The Indirection Problem

April 20th, 2012

In this post I'm going to talk about a performance disadvantage inherent to most (if not all) current implementations of dynamic languages and, more generally, languages that make use of garbage collection. This problem affects JavaScript, but also Python, Lua, Scheme and even Java to some extent. Surprisingly, this performance issue is one that is seldom talked about. When you ask someone why JavaScript code is slower than C, they will mention dynamic typing, run-time checks, number types and other sources of overhead, but they will seldom mention indirection.

What do I mean by indirection? Why is it a problem? In JavaScript (and most other dynamic languages), objects, arrays, functions and strings are reference types rather than value types. Concretely speaking, all JavaScript objects are allocated on the heap and manipulated through pointers. This means that accessing object properties necessarily means going through one or more levels of indirection. You might think that this isn't such a big problem. Most objects in C/C++ are also heap-allocated, after all. There is one big difference, however: in C and C++, the programmer can intentionally nest (inline) objects inside of each other. In JavaScript, this cannot be done manually.

As a simple example, suppose you wanted to define and instantiate an object representing a car and its 4 wheels, with each wheel having angles of direction and rotation. In C, you could do the following:

struct Car
{
    char makeModel[128]; // String for the car's make and model
    struct Wheel
    {
        double direction; // Wheel direction angle
        double rotation;  // Current angle of rotation
    } wheels[4];
} car;

In JavaScript, this could be done as follows:

// Car object literal
var car =
{
    makeModel: 'make and model string',
    wheels: [
        { direction: 0, rotation: 0 },
        { direction: 0, rotation: 0 },
        { direction: 0, rotation: 0 },
        { direction: 0, rotation: 0 },
    ]
}

Both of these accomplish the same goal. In either language, one can write car.wheels[0].direction = 0.32, for example. In practice, there are several differences as to how this will be implemented, however:

In C, the car object is explicitly allocated on the stack. In JavaScript, it is implicitly allocated on the heap.
The C object, including the wheel objects and the rotation angles, is one contiguous piece of memory. This is not the case in JavaScript. Modern JS engines will allocate a car object, a string object, an array object to store the wheels, and individual objects for each wheel. The JS car object only contains pointers.
In C, the rotation angles are contained within the wheel objects, in the same contiguous piece of memory. Under Google V8, this would not be so, the rotation angles, if they are floating-point, would each be stored in objects of their own.

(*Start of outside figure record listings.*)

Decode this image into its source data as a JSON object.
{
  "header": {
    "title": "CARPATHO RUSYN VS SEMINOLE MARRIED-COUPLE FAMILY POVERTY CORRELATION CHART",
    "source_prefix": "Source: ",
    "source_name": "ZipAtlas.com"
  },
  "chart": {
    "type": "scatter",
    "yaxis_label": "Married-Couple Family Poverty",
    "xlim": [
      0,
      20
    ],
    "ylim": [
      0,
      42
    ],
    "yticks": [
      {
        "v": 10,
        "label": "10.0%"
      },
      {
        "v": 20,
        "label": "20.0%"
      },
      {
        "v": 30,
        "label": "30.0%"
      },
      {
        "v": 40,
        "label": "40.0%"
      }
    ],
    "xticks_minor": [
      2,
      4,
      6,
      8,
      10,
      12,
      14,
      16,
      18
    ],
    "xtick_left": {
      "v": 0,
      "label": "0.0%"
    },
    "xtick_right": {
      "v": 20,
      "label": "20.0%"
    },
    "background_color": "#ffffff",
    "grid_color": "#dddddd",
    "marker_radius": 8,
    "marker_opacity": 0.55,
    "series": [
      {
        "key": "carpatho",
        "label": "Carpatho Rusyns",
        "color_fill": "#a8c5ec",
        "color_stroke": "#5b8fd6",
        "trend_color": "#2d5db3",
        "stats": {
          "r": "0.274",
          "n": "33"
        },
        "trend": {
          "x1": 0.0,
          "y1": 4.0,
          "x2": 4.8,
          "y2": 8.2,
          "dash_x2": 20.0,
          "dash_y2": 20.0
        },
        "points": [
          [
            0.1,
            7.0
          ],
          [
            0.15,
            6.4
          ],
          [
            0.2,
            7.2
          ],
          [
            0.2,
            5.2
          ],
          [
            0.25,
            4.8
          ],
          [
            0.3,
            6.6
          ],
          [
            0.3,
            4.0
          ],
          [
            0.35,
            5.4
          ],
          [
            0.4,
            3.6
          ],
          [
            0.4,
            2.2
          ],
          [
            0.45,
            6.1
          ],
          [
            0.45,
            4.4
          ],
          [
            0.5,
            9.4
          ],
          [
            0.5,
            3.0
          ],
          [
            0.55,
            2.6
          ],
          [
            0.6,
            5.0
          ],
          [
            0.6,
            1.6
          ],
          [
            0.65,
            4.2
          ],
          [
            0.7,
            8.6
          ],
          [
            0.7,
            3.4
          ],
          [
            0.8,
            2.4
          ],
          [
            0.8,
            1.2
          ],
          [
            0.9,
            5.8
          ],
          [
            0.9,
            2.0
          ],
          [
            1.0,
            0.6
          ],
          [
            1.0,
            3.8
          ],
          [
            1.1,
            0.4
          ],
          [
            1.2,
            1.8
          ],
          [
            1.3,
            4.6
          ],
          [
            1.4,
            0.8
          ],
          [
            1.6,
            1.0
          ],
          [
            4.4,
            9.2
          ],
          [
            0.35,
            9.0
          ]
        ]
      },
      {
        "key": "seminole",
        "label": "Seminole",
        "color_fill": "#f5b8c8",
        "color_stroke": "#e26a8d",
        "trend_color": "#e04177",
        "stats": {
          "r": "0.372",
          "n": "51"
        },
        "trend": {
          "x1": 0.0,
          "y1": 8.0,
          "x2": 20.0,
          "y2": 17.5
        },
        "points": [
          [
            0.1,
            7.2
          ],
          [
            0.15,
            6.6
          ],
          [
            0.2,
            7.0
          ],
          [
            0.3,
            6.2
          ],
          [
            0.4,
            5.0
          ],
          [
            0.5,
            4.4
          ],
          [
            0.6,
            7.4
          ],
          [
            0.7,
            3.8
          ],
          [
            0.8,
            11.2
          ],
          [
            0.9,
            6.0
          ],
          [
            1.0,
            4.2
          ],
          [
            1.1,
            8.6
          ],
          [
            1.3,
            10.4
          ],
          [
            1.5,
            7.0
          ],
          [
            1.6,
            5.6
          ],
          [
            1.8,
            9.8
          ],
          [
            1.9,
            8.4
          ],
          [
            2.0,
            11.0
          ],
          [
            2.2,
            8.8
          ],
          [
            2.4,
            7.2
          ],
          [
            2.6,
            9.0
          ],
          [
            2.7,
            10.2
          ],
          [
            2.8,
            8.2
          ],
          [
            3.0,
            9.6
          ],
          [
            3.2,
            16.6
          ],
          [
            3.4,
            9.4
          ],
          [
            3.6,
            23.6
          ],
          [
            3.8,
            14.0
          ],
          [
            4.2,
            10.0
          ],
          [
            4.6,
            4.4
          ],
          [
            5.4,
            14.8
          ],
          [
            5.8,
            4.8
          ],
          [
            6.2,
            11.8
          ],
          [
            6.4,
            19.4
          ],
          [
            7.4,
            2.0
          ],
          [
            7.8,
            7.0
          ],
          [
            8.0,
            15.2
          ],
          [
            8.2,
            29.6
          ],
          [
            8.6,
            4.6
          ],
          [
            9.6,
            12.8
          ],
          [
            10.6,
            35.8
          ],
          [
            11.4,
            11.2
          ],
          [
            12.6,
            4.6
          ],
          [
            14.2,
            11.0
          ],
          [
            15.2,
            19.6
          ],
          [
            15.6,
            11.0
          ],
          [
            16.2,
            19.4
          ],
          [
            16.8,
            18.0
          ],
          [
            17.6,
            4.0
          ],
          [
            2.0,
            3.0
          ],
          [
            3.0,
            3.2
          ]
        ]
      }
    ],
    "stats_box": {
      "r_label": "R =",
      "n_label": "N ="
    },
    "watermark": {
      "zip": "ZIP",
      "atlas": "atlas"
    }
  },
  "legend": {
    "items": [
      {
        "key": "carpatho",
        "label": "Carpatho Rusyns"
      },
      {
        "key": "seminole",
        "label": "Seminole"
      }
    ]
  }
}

These differences have a performance impact. In C, accessing a wheel rotation angle only requires accessing the stack pointer at some fixed offset. There is only one level of indirection. In JavaScript, there is indirection from the car variable to the car object, from the car object to the wheel array, from the wheel array to the wheel objects, and potentially from the wheel objects to the rotation angles. Concretely, this means:

Allocating all of the needed JavaScript objects will be slower. There may need to be multiple calls to the allocator. Object headers and pointers may need to be initialized.
Accessing object properties will also be slower in JavaScript. This is not so relevant in this toy example, but you could imagine that if we were updating a list of car objects in a game engine loop there could be a significant impact on performance.
The JavaScript representation will use more memory. In addition to storing the wheel objects, we have to store a header for these objects and pointers to the said wheels. Memory alignment constraints might impose additional memory waste as well.
Because the JavaScript representation is larger, it will not fit in as few cache lines as the C representation, this can cause further performance losses when dealing with large sets of objects.
In Google V8, incrementing a wheel rotation angle would cause a new floating-point object to be allocated.

I'm well aware that there are ways to deal with some of these issues in JavaScript. Perhaps the objects could be represented differently (we could have avoided the array). Perhaps we could have used the new Float64Array extension for rotation angles. The point is simply that often, the intuitive JavaScript representation performs worse due to the various reasons I've outlined. The programmer can do some things to recoup part of the performance, but this is often at the cost of readability. Ideally, one would want the (JIT) compiler to be able to mitigate or eliminate these performance issues without the code having to be changed.

One of the main reasons why I wrote this post is because I know that compilers can do more in this regard, and more would probably be done if compiler writers were more aware of these issues. The Java VM can do escape analysis and automatically allocate some objects on the stack when this is found to be safe. Papers have also been published, on the topic of automatic object inlining, that is, automatically allocating child objects inside of parent objects when possible. Such optimizations can help eliminate indirection and memory usage overhead. However, these techniques are not widespread in modern JIT compilers, and more research could be used to refine them.